Photo credit: Namibian Sun www.namibiansun.com

Photo credit: Namibian Sun www.namibiansun.com

The International Finance Corporation, part of the World Bank Group, has continued its programme of helping develop African debt markets by launching the first bond by a non-resident issuer in Namibia. It raised NAD 180 million (about $12m) which it will use for private sector development in the country. The bond yield is 9.812% per annum.

The 5-year bond is named “Namib” after the world’s oldest desert. The bond is part of a medium-term note programme registered with the Namibian Stock Exchange that allows IFC to issue up to NAD 10 billion (approximately $650m) in bonds in the domestic market. Standard Bank and IJG Securities (Pty) Ltd are lead managers for the bond issuance. IJG Securities is also the sponsoring broker on the transaction, while Standard Bank and Transfer Secretaries (Pty) Ltd are fiscal agents.

The bond is issued under IFC’s Pan-African Domestic Medium Term Note Programme, which was launched in May 2012 to support capital-market development in the region. The IFC has already issued local-currency bonds in Rwanda and Zambia, and 9 countries are part of the programme.

Jingdong Hua, IFC Vice President and Treasurer, said: “Deep, vibrant capital markets create access to long-term, local-currency finance for the private companies so they can get tailor-made financing for growth and expansion. The IFC Namib bond is an integral part of IFC’s strategy to support Africa’s capital market development and create access to finance for the region’s private sector.”

IFC supports local capital market development in Africa by working with governments, regulators and market authorities to put in place frameworks that encourage market entry by domestic and international issuers. IFC also supports African companies looking to access capital markets.

More recently, IFC launched a new capacity-building programme for African capital market regulators and practitioners. This is a partnership with the Milken Institute and George Washington University and will create a network of experts and advocates to support the region’s capital markets.
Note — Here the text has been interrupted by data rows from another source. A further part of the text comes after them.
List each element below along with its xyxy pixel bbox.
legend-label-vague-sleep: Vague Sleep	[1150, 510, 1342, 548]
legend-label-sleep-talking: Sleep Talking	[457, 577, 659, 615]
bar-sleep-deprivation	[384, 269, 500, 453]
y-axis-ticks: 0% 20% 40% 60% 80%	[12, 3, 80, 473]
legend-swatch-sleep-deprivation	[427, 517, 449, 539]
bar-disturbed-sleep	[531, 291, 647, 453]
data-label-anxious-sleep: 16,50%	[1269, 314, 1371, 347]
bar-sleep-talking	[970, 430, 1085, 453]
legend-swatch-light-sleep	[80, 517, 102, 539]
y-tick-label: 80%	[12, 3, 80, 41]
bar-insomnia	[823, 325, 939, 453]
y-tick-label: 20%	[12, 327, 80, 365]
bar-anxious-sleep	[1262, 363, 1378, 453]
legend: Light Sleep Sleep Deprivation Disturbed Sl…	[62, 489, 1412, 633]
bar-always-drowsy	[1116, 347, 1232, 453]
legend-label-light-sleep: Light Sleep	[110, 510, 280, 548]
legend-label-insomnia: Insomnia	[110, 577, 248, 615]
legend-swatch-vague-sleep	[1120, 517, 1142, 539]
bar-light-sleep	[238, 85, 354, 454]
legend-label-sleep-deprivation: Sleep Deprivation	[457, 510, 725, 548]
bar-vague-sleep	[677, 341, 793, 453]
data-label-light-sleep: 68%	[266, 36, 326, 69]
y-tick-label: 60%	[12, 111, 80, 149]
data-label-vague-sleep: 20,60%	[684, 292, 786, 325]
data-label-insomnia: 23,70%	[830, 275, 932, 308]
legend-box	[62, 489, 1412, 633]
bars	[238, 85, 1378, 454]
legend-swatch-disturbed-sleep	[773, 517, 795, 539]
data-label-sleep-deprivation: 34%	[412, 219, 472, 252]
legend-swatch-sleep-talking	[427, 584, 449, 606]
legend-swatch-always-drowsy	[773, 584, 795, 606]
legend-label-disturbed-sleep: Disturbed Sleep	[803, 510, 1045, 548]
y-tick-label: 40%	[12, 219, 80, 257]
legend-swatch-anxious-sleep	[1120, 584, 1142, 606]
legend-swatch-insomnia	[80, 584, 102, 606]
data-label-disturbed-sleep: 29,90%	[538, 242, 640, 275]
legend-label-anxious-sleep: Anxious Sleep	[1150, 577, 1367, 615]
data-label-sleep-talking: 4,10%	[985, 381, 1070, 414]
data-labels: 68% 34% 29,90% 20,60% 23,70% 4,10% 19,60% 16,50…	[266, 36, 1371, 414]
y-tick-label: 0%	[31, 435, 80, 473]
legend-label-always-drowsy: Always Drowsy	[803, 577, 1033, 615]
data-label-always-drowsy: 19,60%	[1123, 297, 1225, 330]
Ipumbu Shiimi, Governor of the Bank of Namibia, said: “Developing Namibia’s capital markets will be critical for long-term economic development, and especially for the expansion of the infrastructure and banking sectors. We hope that other international and domestic issuers will follow IFC and connect savings to Namibia’s private sector investment needs.”

IFC issues bonds denominated in local currencies in emerging markets as part of its regular programme of raising funds for private-sector development, and to support the development of domestic capital markets. In many cases IFC is the first, or among the first, non-resident issuer in a domestic market. IFC bonds are rated triple-A by Moody’s Investors Service and Standard & Poor’s.